How is your scapula alignment and upward rotation of the scapula? How is your external and internal rotation strength?
Do you have also a weakness performing a side lying shoulder raise?
I'm not a professional here!
TDub NicolasLukas
Posted
NicolasLukas TDub
Posted
Okay, how do you define the weakness in external and internal rotation? You can't increase the weight in the rotation exercises or what?
Furthermore does your PT adresses your scapula alignment and stability?
It looks like you have a scapula imbalance and that's giving an unstable base to the shoulder joint, making it unstable, too.
I would suggest, that you do handstand holds and shrug your shoulder as high as you can in the handstand (work up to the one armed version). Also do some serratus push ups, YTWL exercises and rotation exercises with bands.
Also stretch the shoulder extension, internal and external rotation, shoulder flexion and do wall slides.
If any of these exercises cause pain, then stop them and try a different shoulder position.
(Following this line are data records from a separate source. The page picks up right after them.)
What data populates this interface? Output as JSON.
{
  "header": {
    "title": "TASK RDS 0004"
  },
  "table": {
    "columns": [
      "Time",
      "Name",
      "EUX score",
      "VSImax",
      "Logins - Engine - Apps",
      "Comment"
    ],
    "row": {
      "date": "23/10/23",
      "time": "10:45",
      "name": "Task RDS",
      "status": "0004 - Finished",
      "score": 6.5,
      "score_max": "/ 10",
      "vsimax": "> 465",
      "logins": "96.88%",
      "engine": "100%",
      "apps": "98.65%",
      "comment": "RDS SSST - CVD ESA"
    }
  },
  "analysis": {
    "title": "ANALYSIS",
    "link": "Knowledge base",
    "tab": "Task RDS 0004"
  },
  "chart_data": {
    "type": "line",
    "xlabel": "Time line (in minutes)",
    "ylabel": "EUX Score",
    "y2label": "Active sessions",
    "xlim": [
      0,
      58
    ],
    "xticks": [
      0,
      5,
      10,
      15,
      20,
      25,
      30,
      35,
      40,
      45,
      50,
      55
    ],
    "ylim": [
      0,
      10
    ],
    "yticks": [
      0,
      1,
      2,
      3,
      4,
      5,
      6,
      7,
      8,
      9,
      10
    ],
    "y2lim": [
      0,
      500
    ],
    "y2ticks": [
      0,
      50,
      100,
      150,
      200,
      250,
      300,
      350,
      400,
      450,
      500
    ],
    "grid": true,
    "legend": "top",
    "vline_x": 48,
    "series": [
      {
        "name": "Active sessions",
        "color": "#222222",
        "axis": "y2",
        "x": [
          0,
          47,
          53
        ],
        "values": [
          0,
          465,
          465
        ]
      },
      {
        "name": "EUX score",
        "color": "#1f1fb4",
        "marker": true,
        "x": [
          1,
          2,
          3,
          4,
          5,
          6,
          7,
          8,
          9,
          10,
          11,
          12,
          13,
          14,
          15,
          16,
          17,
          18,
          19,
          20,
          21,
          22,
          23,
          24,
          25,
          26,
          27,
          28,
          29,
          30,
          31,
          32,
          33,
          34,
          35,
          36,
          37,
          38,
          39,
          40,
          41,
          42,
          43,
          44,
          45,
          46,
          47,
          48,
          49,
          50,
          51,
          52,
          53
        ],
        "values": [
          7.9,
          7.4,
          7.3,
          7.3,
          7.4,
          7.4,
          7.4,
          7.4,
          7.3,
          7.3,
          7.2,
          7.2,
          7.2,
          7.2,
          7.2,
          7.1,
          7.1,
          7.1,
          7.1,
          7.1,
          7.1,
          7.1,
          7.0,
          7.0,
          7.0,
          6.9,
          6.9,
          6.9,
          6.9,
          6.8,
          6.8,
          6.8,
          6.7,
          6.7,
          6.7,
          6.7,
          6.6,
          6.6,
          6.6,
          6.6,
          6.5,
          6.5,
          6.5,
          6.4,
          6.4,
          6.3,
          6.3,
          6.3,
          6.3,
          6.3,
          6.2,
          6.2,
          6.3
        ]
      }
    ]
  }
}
If every position is hurting (or/and it's not going away, even with rest for say up to a month), then go see a shoulder specialist (who worked with athletes) and get an MRI, because it most likely could be something serious.
I made great progress, improving scapula upward rotation and am getting slowly to 100%. Again, I'm not a specialist and it's not bad to see a doctor/specialist for that problem.
NicolasLukas TDub
Posted
One thing I forgot to mention is that you better stay away from pull ups and bench presses for now.
Again the feeling of a dead arm and shoulder subluxation is an indication of a labrum or SLAP tear (if PT or generally nothing work for that, surgery is the only way to get close to 100%).
You can abduct (raise) your arm when you're lying on your side, right?
With a Supraspinatus tear that wouldn't be possible or at difficult.